The biggest win came Friday in a 5-year-old fight for records from the Fast & Furious gun-running operation, when the Justice Department caved to congressional demands and to a judge’s order to turn over records about the botched attempt to track firearms sent illegally into Mexico.
Hours after that move, House Republicans announced that the State Department had relinquished some 1,100 more pages for an investigation into the 2012 terrorist attack in Benghazi, Libya.
Republicans said the delay in turning over both sets of documents was a black mark against Mr. Obama and his team and that the release of the information was a victory for lawmakers’ power of oversight.
Rep. Trey Gowdy, South Carolina Republican and chairman of the Select Committee on Benghazi, said the fact that the State Department is still finding documents to turn over proves that his investigation is making important progress despite roadblocks placed by Democrats, who insist the probe is a political attack on former Secretary Hillary Clinton.
“It is deplorable that it took over a year for these records to be produced to our committee and that our Democrat colleagues never lifted a finger to help us get them. Shame on them and everyone else who has demanded this committee to give up before gathering all of the facts,” Mr. Gowdy said.
The State Department documents include emails from personal accounts kept by top former Clinton aides in defiance of government policy. The emails came to public attention only after the Benghazi probe exposed Mrs. Clinton’s own use of a secret email account to conduct all of her business.
The Fast & Furious documents, meanwhile, had been the source of a fierce legal battle between Congress and the White House, with Mr.
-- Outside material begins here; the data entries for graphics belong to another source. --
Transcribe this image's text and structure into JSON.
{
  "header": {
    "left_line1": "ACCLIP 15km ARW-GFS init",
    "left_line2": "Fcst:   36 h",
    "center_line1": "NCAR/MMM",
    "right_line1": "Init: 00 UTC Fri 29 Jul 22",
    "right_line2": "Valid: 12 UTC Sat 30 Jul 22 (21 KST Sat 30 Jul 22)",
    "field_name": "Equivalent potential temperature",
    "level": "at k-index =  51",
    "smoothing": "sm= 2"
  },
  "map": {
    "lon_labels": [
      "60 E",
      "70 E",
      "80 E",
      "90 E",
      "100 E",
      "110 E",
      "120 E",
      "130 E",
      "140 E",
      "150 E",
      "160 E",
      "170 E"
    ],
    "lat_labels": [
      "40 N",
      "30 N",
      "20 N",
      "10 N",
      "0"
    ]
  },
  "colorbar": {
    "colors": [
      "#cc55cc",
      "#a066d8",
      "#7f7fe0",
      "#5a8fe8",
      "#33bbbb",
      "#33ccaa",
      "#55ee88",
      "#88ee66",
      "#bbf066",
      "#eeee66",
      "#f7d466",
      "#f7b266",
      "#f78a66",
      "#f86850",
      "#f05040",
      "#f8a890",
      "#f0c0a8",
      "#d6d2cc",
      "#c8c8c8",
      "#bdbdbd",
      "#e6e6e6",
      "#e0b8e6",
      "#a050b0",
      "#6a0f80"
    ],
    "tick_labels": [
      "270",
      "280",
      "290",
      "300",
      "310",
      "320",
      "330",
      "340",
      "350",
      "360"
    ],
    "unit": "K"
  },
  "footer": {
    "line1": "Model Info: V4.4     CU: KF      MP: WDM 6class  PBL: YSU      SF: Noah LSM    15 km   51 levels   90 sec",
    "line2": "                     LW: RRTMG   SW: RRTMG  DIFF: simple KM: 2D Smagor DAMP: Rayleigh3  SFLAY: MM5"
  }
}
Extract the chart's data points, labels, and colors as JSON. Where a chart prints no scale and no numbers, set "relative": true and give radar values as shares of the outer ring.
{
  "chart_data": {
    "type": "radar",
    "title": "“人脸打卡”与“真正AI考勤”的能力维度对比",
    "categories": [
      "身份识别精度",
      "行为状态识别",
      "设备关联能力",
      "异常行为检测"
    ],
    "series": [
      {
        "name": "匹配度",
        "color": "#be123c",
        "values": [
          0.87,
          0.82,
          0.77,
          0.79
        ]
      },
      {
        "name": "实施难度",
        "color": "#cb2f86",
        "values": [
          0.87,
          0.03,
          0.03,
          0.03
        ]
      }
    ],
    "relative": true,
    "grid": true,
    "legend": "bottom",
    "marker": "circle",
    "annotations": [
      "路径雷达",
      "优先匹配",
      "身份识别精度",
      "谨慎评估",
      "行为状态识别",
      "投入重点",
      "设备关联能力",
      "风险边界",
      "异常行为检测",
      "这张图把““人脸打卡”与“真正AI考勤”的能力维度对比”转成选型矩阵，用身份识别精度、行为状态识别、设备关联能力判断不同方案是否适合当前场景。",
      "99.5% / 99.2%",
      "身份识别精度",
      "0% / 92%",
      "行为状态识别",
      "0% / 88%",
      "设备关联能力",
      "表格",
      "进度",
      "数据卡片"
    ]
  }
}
Obama asserting executive privilege in refusing to release them.
Congress held then-Attorney General Eric H. Holder Jr. in contempt for refusing to release the documents. Although his own department refused to pursue that case against him, a federal judge ruled that the documents needed to be turned over — chiefly because Mr. Holder had provided the information to his own inspector general, thus making it public.
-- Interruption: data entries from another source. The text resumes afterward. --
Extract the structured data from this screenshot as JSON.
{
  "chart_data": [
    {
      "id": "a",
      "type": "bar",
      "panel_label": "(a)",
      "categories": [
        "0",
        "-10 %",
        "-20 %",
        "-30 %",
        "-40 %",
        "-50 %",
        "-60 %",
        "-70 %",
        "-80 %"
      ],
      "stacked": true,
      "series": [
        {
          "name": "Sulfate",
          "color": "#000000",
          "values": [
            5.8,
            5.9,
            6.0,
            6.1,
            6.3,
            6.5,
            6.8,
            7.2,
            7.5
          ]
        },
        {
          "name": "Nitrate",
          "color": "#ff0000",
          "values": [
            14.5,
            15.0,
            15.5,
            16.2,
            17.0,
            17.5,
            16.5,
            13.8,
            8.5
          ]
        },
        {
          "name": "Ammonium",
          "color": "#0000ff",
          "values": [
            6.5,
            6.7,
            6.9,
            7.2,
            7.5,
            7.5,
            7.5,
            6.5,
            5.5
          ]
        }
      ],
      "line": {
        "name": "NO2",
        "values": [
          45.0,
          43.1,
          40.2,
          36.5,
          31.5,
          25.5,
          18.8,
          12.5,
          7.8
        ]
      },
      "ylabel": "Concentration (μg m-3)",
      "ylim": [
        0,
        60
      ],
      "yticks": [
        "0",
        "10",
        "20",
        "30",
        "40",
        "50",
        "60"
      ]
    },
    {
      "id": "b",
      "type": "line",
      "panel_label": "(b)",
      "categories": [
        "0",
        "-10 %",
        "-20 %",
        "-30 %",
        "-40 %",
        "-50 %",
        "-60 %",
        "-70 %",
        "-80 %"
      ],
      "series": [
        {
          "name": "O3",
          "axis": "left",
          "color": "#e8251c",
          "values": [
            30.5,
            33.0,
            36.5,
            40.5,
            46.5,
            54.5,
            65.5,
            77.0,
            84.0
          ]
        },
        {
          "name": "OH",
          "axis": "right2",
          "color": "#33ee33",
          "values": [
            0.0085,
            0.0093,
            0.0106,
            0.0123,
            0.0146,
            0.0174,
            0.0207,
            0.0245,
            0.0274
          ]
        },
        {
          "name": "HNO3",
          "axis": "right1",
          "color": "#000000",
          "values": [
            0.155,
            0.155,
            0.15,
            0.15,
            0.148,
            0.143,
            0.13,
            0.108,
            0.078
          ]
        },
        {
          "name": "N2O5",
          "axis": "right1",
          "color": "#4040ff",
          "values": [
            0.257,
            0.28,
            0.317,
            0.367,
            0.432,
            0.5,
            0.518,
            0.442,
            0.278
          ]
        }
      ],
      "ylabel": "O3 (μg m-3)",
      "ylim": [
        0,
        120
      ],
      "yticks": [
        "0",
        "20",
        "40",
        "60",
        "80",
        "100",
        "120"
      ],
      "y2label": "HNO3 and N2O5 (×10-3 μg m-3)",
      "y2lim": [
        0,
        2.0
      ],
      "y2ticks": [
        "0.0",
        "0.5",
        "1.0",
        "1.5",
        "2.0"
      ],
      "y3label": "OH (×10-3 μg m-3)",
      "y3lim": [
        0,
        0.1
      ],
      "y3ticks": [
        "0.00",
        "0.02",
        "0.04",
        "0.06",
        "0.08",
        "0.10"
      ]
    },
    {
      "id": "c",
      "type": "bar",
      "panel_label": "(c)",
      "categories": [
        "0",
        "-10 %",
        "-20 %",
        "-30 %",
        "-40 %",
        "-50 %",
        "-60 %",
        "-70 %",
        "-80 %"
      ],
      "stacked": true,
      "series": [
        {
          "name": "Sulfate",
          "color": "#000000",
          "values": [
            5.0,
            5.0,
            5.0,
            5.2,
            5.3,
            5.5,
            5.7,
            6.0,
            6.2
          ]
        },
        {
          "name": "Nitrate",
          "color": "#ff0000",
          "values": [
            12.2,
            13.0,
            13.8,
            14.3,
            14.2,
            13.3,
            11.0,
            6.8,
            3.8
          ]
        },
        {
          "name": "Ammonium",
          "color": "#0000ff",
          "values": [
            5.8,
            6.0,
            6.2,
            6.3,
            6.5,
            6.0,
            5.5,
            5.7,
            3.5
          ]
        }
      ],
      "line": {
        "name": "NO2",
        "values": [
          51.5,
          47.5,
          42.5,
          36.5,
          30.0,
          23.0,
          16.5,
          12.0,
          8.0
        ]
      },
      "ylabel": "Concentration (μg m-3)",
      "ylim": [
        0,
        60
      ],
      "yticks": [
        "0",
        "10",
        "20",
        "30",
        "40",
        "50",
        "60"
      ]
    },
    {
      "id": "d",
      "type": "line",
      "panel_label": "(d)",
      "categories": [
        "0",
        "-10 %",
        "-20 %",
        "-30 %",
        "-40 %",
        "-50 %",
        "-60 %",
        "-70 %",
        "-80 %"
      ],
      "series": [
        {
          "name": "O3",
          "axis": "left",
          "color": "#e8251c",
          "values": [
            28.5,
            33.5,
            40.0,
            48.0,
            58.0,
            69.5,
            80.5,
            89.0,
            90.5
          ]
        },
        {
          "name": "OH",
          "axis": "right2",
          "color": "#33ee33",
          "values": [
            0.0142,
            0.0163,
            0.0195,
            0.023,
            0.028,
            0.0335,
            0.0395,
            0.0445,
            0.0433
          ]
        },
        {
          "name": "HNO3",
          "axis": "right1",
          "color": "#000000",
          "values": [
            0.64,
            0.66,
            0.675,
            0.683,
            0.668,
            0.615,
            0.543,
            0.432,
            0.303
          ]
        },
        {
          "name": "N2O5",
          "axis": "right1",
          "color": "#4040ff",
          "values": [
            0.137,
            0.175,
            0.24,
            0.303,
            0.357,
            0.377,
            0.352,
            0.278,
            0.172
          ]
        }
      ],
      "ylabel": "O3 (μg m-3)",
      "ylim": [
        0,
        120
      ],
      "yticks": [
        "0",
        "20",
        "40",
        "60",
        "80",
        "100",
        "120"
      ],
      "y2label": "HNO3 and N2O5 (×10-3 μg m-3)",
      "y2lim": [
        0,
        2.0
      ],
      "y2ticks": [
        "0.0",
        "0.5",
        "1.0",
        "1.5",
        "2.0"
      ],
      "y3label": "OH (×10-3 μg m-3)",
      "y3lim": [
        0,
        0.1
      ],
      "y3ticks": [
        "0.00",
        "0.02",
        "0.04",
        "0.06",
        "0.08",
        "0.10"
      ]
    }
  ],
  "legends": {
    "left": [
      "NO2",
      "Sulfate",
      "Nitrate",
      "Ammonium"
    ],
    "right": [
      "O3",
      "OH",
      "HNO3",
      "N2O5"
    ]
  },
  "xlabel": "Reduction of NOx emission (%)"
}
With just hours to go before the judge’s deadline Friday, the Justice Department relented, saying it decided not to appeal even though the ruling by U.S. District Judge Amy Berman Jackson had “factual and legal errors.”
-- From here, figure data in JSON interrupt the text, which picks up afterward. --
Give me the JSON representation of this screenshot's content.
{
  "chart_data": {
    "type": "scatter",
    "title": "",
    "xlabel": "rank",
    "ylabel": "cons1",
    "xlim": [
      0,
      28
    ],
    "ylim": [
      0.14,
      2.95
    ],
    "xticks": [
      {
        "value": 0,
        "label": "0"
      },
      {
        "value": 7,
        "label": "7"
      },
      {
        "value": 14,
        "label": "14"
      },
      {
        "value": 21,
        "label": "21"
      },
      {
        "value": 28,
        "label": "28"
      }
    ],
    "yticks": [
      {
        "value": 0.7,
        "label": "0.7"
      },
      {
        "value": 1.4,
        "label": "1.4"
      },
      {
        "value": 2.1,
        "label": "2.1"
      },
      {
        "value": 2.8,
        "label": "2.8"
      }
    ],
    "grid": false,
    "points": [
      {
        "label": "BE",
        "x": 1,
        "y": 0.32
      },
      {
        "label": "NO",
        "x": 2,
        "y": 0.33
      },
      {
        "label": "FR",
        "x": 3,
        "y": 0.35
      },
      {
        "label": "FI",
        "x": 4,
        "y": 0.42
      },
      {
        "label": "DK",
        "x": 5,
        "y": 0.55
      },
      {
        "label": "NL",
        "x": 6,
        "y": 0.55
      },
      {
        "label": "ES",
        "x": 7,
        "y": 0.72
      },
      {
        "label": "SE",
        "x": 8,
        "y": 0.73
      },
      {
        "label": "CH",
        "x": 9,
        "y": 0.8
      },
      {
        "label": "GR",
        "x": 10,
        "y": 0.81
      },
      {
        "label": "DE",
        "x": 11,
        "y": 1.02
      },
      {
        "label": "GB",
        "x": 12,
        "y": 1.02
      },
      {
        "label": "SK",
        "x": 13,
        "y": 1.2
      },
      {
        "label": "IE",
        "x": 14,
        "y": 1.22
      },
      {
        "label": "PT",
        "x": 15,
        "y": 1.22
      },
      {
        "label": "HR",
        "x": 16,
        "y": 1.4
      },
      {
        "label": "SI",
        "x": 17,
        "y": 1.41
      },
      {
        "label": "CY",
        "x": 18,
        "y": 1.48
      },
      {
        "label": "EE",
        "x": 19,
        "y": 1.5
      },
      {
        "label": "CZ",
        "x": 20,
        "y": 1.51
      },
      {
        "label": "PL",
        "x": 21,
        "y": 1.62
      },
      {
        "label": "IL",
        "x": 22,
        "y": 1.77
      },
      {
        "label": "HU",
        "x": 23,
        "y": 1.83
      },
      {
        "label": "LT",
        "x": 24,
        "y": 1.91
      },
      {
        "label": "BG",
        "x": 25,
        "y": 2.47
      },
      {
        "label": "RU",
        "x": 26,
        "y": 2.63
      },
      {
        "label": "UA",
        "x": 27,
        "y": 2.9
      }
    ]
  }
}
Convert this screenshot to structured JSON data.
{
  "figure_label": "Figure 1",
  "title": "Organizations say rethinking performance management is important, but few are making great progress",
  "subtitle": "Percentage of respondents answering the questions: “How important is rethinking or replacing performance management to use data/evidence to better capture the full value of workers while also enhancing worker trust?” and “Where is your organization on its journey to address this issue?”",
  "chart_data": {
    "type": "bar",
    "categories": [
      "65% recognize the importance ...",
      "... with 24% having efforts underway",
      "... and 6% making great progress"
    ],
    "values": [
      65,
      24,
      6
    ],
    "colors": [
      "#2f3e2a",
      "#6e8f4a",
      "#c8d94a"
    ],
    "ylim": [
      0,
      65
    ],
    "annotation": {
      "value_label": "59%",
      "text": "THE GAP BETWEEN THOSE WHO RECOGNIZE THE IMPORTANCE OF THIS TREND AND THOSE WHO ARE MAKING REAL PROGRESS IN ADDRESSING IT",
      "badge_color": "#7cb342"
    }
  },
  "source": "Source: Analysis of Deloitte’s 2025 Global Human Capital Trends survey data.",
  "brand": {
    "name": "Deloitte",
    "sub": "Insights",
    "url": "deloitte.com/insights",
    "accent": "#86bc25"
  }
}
Assistant Attorney General Peter J. Kadzik also said the administration won’t let Judge Jackson’s ruling cow it into relenting in the future.
“The balancing analysis contained in court’s order is expressly limited to the specific facts of this particular matter and will have little or no application outside of the unique factual circumstances therein,” he wrote in a letter sent to the House along with the documents, which were released on the final day of the timetable Judge Jackson had laid out for compliance.
Rep. Jason Chaffetz, Utah Republican and chairman of the House Oversight and Government Reform Committee, said the judge allowed the Justice Department to withhold another set of documents that Congress believes it should see as it investigates the gun operation.
“As we’ve long asserted, the committee requires and is entitled to these documents. They are critical to the committee’s efforts to complete meaningful oversight,” Mr. Chaffetz said in a statement.
Fast & Furious was begun by the Bureau of Alcohol, Tobacco, Firearms and Explosives under Mr. Obama as a way to try to spot illicit gun sales in Arizona, near the U.S.-Mexico border. Agents knowingly allowed guns to be sold to traffickers who shipped them south, where they ended up in the hands of drug cartels.
The administration shut down the operation after the December 2010 death of Border Patrol Agent Brian Terry, who was shot in an ambush. Two guns lost in the Fast & Furious operation were found at the scene of the shooting. Dozens of guns from the operation have also been recovered at crime scenes in Mexico.
The operation proved to be a severe embarrassment to Mr. Obama, whose Justice Department acknowledged misleading Congress over the matter.